Изменить размер шрифта - +
Кроме того, спросила я себя, почему они должны подумать, что костер – это сигнал? Разве не мог это быть просто костер путника, или костер из соломы, устроенный веселым землепашцем в честь какого‑то праздника, или пожар в велде, начавшийся из‑за удара молнии, просто явление природы? В конце концов, совсем не очевидно, что я потерпела кораблекрушение, ничто не указывает на то, что я не в состоянии дойти до ближайшего пункта помощи и попросить все, что мне нужно, – скажем, блага цивилизации.

254. Но, возможно, подумала я затем, я к ним несправедлива и они очень хорошо знают, что я отверженная, и пересмеиваются, наблюдая, как я танцую, заявляя о своей уникальности, в то время как мир полон танцующих людей, посылающих сигналы возле своих личных костров. Быть может, я веду себя как дура и привлеку их внимание и заслужу одобрение, только если оставлю свои песни и пляски и снова начну мести полы и вытирать пыль. Возможно, я веду себя как уродливая сестра в сказке, в которой спаслась только Золушка. Возможно, наступило новое тысячелетие, а я и не заметила этого за отсутствием календаря, и теперь принц рыщет в самых отдаленных местах земного шара в поисках своей невесты, а я, которая так долго лелеяла в своем сердце эту притчу, читая ее как аллегорию своего мщения, останусь с болванами, в то время как счастливая парочка улетит к новой жизни на дальних планетах. Что же мне делать? Мне и так и этак ничего не светит. Быть может, мне следует еще раз подумать о тех словах о невинности невинных.

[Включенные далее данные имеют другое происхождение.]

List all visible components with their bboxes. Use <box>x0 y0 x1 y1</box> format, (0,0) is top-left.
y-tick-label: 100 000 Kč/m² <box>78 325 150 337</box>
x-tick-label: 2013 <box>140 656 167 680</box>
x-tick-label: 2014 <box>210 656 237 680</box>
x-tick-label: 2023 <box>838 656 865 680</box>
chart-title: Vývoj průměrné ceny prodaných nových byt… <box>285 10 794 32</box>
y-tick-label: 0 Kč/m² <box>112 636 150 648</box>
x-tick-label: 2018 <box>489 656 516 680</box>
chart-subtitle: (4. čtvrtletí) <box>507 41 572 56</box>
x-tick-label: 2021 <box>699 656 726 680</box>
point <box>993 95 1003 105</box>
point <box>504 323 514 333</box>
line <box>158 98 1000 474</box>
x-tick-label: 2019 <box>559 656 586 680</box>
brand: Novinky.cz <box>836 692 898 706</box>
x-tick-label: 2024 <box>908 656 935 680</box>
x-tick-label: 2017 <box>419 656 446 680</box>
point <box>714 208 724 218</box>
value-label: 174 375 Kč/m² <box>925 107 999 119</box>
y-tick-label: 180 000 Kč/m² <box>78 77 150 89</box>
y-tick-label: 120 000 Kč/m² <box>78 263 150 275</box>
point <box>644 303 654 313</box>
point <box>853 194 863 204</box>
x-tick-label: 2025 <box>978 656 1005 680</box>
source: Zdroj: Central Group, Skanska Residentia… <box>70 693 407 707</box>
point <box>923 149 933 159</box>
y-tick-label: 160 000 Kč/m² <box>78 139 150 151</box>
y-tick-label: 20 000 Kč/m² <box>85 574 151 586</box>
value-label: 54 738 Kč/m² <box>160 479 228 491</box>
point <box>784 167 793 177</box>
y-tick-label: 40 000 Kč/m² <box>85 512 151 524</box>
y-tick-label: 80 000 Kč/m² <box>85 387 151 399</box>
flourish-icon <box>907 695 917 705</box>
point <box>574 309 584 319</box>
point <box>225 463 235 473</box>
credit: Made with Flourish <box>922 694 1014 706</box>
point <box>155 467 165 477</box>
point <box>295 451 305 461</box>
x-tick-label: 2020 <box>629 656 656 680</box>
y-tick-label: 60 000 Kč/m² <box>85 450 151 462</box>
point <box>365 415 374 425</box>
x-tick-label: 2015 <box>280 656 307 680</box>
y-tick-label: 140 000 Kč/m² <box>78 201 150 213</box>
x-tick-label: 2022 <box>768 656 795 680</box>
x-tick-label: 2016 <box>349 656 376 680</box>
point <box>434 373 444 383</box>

255. Камни. Не добившись, чтобы мои крики были услышаны (Впрочем, точно ли они меня не услышали? Возможно, они услышали, но сочли меня неинтересной, а может быть, не в их привычках подтверждать общение), я прибегла к письму. Целую неделю, трудясь с рассвета до заката, я возила через велд тачки, полные камней, пока у меня не получилась груда из двух сотен – гладких, круглых, размером с небольшую тыкву, – сложенная за домом. Я покрасила их, один за другим, известью, оставшейся от прежних времен (как добропорядочный потерпевший кораблекрушение, я нахожу применение всяким остаткам; надо как‑нибудь составить список вещей, которые я еще не использовала, и в порядке тренировки найти им применение). Складывая из камней огромные буквы, я начала составлять послания для моих спасителей: «Cindrla es mi (Золушка – это я)». И на следующий день: «Vene al terra (Придите на землю)». И: «Quiero un autr (Прошу другого)»; и снова: «Son isolado (Я одна)».

256. После того как я неделями выкладывала послания, катала камни, закрашивала царапины, взбиралась на чердак, чтобы посмотреть, ровные ли строчки, меня вдруг осенило: то, что я пишу, – это, строго говоря, не ответы на слова, которые слетели ко мне с неба, а назойливые приставания. Захочется ли кому‑нибудь посетить то место на земле, спросила я себя, куда его столь настойчиво зазывает такое прискорбно одинокое существо, не говоря уж о его возрасте и уродстве? Разве не шарахнутся от меня, как от чумы? Поэтому я надевала свою шляпу с широкими полями в те дни, когда прилетали машины, и начала составлять послания, которые были более спокойными и загадочными – в стиле их посланий ко мне – и, таким образом, более заманчивыми. «Poemas crepusclrs» (Сумеречные стихотворения), – объявила я в первый раз; вообще‑то я собиралась написать «Crepuscularias», но мне не хватило камней. (Впоследствии я привезла две дюжины новых камней на тачке, в этой части света камней хватает; правда, не знаю, что мне делать с побеленными камнями, когда перестанут летать машины, это меня беспокоит; возможно, я построю склеп за кухонной дверью, где все будет готово, чтобы туда заползти, когда придет великий день, потому что у меня не поднимется рука отвезти их обратно в их родной велд и разбросать, после того как они так долго были друг другу братьями и сестрами и участвовали в моих посланиях.